Und als ich unser Zimmer sehe, wo Frauchen mir meine Decke vorm Bett ausbreitet, weiß ich: Draußen schlafen ist Abenteuer, aber drinnen? - ist manchmal einfach nur gut!

Kommentar schreiben

Kommentare: 8
  • #1

    Mama Ingrid (Samstag, 01 Juni 2013 21:45)

    <<<bingo, Sira, alles richtig gemacht!
    Was für eine Fechheit von deinen Menschen, dich draußen zu lassen! Natürlich darfst du ALLES umgraben und JEDEN anbellen, du hast sogar die PFLICHT dazu!
    Und unterwegs genieße es einfach, die <<<<Pilgerqueen zu sein, DAS begehrte Fotomodel! Wer will Opa und Frauchen schon tätscheln und fotografieren? Sei weiterhin einfach DU und LA MASCOTTA DEL CAMINO!
    Bessos, bessos, bessos

  • #2

    Mama Ingrid (Samstag, 01 Juni 2013 21:52)

    shit, soll natürlich heißen "Frechheit". Mein Laptop spinnt ein wenig, und ich sehe nebenbei ZAP-Arbeiten nach. Sorry!

  • #3

    Mama Ingrid (Samstag, 01 Juni 2013 21:57)

    ...und wieso heißt du "Fine"?

  • #4

    Thea (Sonntag, 02 Juni 2013 14:17)

    Hallo,ihr3, verfolge eure Berichte mit Begeisterung.
    Dani hat seine Wette verloren! Bravo Reinhart!
    Habe eure Adresse weitergegeben an meine Schwestern und an Freundin. Sind inzwischen alle eure Fans.
    Lg aus Essen, weiter so!!!

  • #5

    Ralf (Sonntag, 02 Juni 2013)

    Hallo Sira,
    eine sehr gute Idee es aus Deiner Sicht mal zu schreiben. Es würde sich sogar anbieten, den ganzen Weg mal aus dieser Sicht als Buch zu verfassen. Es wäre ein Renner....bei 40 Mill. Hundebesitzer in Deutschland. :-)
    Sira, sei auf der Hut...die Gegend mit den meisten freilaufenden und wilden Artgenossen kommt erst noch. Nach Leon wird es schlimmer. Hab aber keine Angst, denn die wollen nur spielen oder bewachen ein Grundstück an einer Kette angeleint. Die Kette ist dann manchmal größer als der Artgenosse und/oder das Grundstück es nicht wert, dass man es überhaupt bewacht. Du wirst es aber selber erleben und erkennen was Du für ein supertolles Hundeleben führst. Weiter so....ich lese jeden Tag den Blog.
    Liebe Grüße aus Goch

  • #6

    Reinhard (Sonntag, 02 Juni 2013 22:56)

    Hallo ihr drei,

    euer Blog ist wie eine Sucht - schaue täglich mehrmals nach, ob es einen neuen gibt. Melde mich bis zum 15.06. ab - bin auf dem Ostseeküstenradweg.

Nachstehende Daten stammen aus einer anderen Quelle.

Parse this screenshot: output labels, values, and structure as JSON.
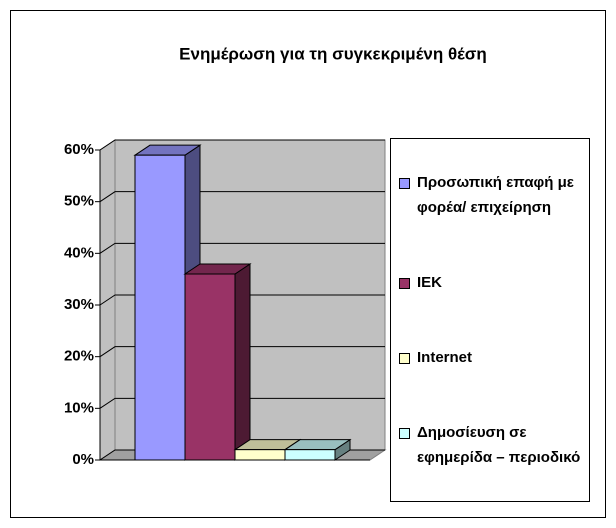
{
  "chart_data": {
    "type": "bar3d",
    "title": "Ενημέρωση για τη συγκεκριμένη θέση",
    "categories": [
      null
    ],
    "series": [
      {
        "name": "Προσωπική επαφή με φορέα/ επιχείρηση",
        "color": "#9999ff",
        "values": [
          59
        ]
      },
      {
        "name": "ΙΕΚ",
        "color": "#993366",
        "values": [
          36
        ]
      },
      {
        "name": "Internet",
        "color": "#ffffcc",
        "values": [
          2
        ]
      },
      {
        "name": "Δημοσίευση σε εφημερίδα – περιοδικό",
        "color": "#ccffff",
        "values": [
          2
        ]
      }
    ],
    "ylim": [
      0,
      60
    ],
    "yticks": [
      {
        "value": 0,
        "label": "0%"
      },
      {
        "value": 10,
        "label": "10%"
      },
      {
        "value": 20,
        "label": "20%"
      },
      {
        "value": 30,
        "label": "30%"
      },
      {
        "value": 40,
        "label": "40%"
      },
      {
        "value": 50,
        "label": "50%"
      },
      {
        "value": 60,
        "label": "60%"
      }
    ],
    "grid": true,
    "legend": "right"
  }
}
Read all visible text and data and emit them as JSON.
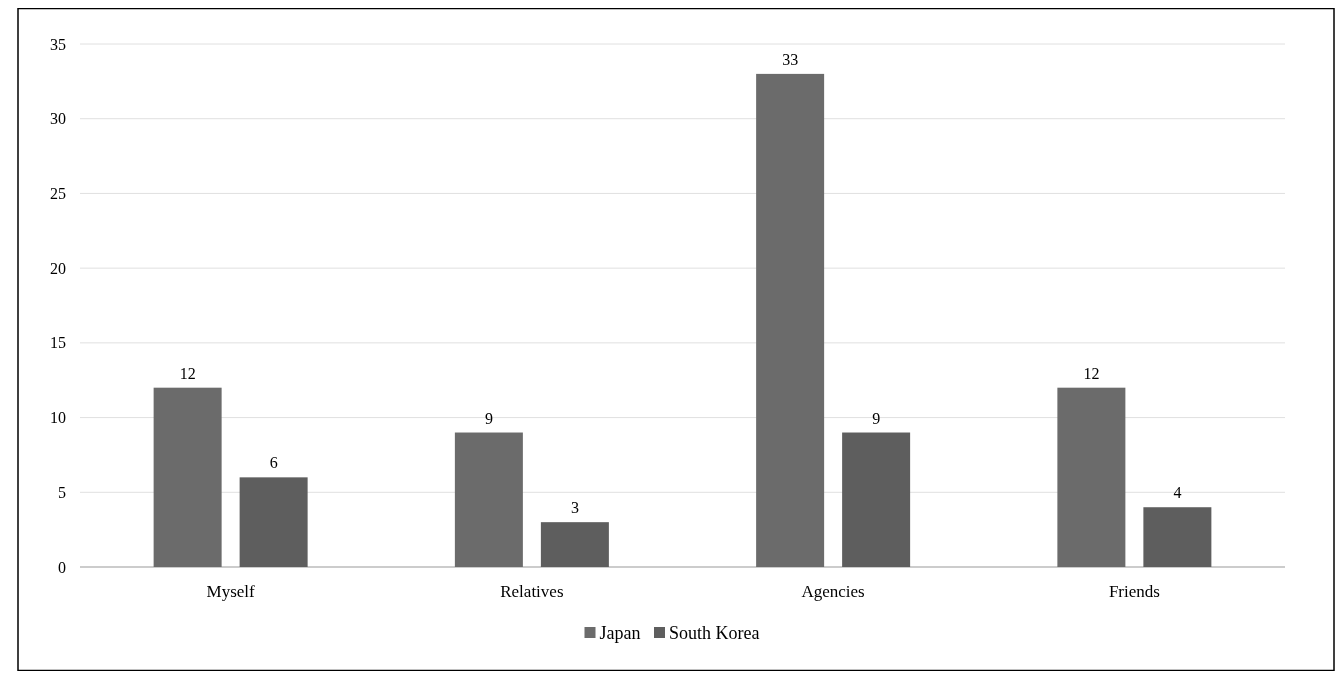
{
  "chart_data": {
    "type": "bar",
    "categories": [
      "Myself",
      "Relatives",
      "Agencies",
      "Friends"
    ],
    "series": [
      {
        "name": "Japan",
        "color": "#6b6b6b",
        "values": [
          12,
          9,
          33,
          12
        ]
      },
      {
        "name": "South Korea",
        "color": "#5e5e5e",
        "values": [
          6,
          3,
          9,
          4
        ]
      }
    ],
    "ylim": [
      0,
      35
    ],
    "yticks": [
      0,
      5,
      10,
      15,
      20,
      25,
      30,
      35
    ],
    "grid": "y",
    "legend": "bottom",
    "data_labels": true
  }
}
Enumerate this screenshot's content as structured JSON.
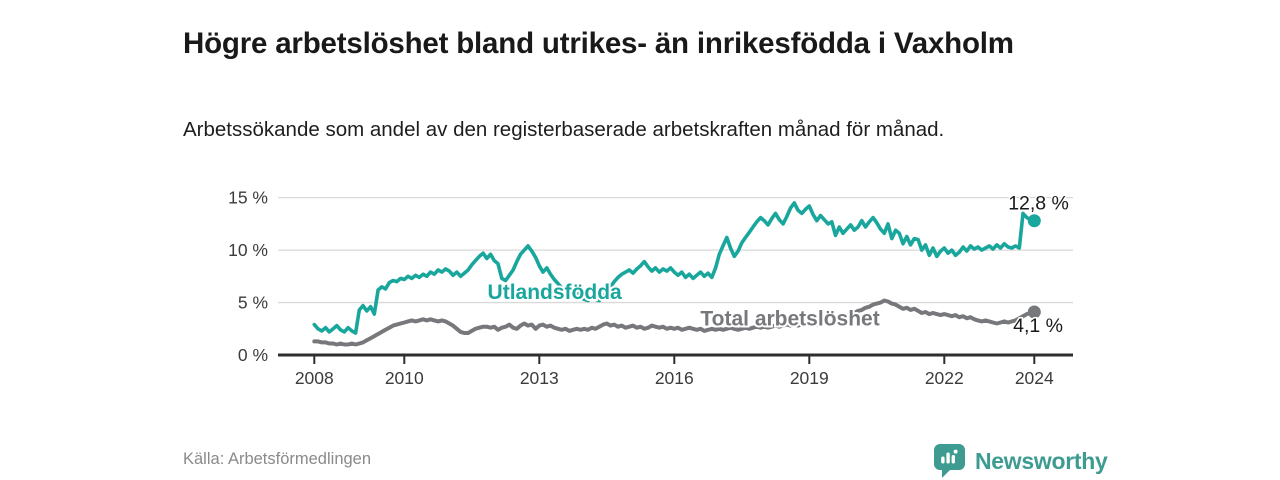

    Bis dann - ihr macht alles toll. Ich bewundere euch!

    Reinhard




  • #7

    Dani (Montag, 03 Juni 2013 17:18)

    Brave kleine Sira.

  • #8

    Monika Stiemert (Dienstag, 04 Juni 2013 01:05)

    Hey, Sira,
    du hast eine tolle Sicht auf die Dinge und deine Welt! Weiter so! Freue mich, mehr von dir zu hören!